Rasch analysis of three dry eye questionnaires and correlates with objective clinical tests
2017
Abstract Purpose To assess the psychometric properties of Chinese versions of the Ocular Comfort Index (OCI), Ocular Surface Disease Index (OSDI) and McMonnies questionnaires. Further, to assess the correlation between questionnaire scores and objective dry eye disease (DED) clinical tests. Methods Translated versions of the OCI, OSDI and McMonnies questionnaires were completed in a random order by 238 participants with DED. Objective clinical tests included visual acuity (VA), fluorescein tear film break-up time (TBUT), corneal fluorescein staining, Schirmer I testing and meibomian gland grading. Rasch analysis was used to assess questionnaire psychometrics and spearman rank for correlations. Results For the OCI, the person separation was 2.31, item infit and outfit statistics ranged from 0.74–1.14 and 0.75–1.32, respectively, and targeting 1.54 logits. For the OSDI, person separation was 0.94. None of the three subscales provided valid measurements based on Rasch analysis. For the McMonnies questionnaire, person separation was 1.17, item infit and outfit statistics ranged from 0.7 to 1.21 and 0.51–3.49, respectively. There were weak correlations between questionnaire scores and clinical tests.

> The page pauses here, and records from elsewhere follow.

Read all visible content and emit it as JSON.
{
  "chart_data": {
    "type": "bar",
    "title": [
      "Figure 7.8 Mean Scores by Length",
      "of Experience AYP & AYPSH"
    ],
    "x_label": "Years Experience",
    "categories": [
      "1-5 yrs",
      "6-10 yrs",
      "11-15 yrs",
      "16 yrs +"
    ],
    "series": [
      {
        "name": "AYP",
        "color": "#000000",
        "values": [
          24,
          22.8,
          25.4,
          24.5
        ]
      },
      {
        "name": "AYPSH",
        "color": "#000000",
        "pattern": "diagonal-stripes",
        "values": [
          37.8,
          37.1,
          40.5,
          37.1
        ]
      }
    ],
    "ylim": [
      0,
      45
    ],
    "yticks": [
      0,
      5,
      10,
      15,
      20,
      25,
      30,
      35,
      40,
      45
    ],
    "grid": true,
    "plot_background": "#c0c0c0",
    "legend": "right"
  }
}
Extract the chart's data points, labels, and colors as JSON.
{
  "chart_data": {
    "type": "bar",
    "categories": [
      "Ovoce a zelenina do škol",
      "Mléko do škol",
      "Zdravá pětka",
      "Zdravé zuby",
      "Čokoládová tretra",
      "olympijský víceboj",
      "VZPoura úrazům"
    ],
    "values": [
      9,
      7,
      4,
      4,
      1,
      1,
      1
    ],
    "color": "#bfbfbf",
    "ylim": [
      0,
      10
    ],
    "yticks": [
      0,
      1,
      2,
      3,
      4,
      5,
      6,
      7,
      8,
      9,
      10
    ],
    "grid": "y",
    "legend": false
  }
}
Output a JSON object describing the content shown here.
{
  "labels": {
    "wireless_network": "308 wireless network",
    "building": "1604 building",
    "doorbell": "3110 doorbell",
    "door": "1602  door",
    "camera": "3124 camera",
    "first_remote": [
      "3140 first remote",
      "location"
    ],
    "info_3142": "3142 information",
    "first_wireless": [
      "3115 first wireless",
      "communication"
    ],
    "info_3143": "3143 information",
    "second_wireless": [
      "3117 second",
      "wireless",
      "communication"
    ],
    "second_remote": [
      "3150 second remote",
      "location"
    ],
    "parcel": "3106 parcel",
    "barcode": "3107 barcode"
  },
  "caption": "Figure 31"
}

There were weak correlations between OSDI scores and VA, fluorescein TBUT, Schirmer I testing and corneal fluorescein staining. There were weak correlations between McMonnies scores and VA, fluorescein TBUT, Schirmer I testing, and corneal fluorescein staining and meibomian gland grading. Conclusions The OCI questionnaire was the only questionnaire that provided valid measurement on the basis of Rasch analysis, although slight multidimensionality was found. There were weak correlations between OCI scores and fluorescein TBUT, Schirmer I testing, and corneal fluorescein staining. Due to this paradoxical disconnect between symptoms and signs and the repeatability of tests, the use of both subjective and objective markers in the clinical management of patients or as endpoints in clinical trials would appear prudent.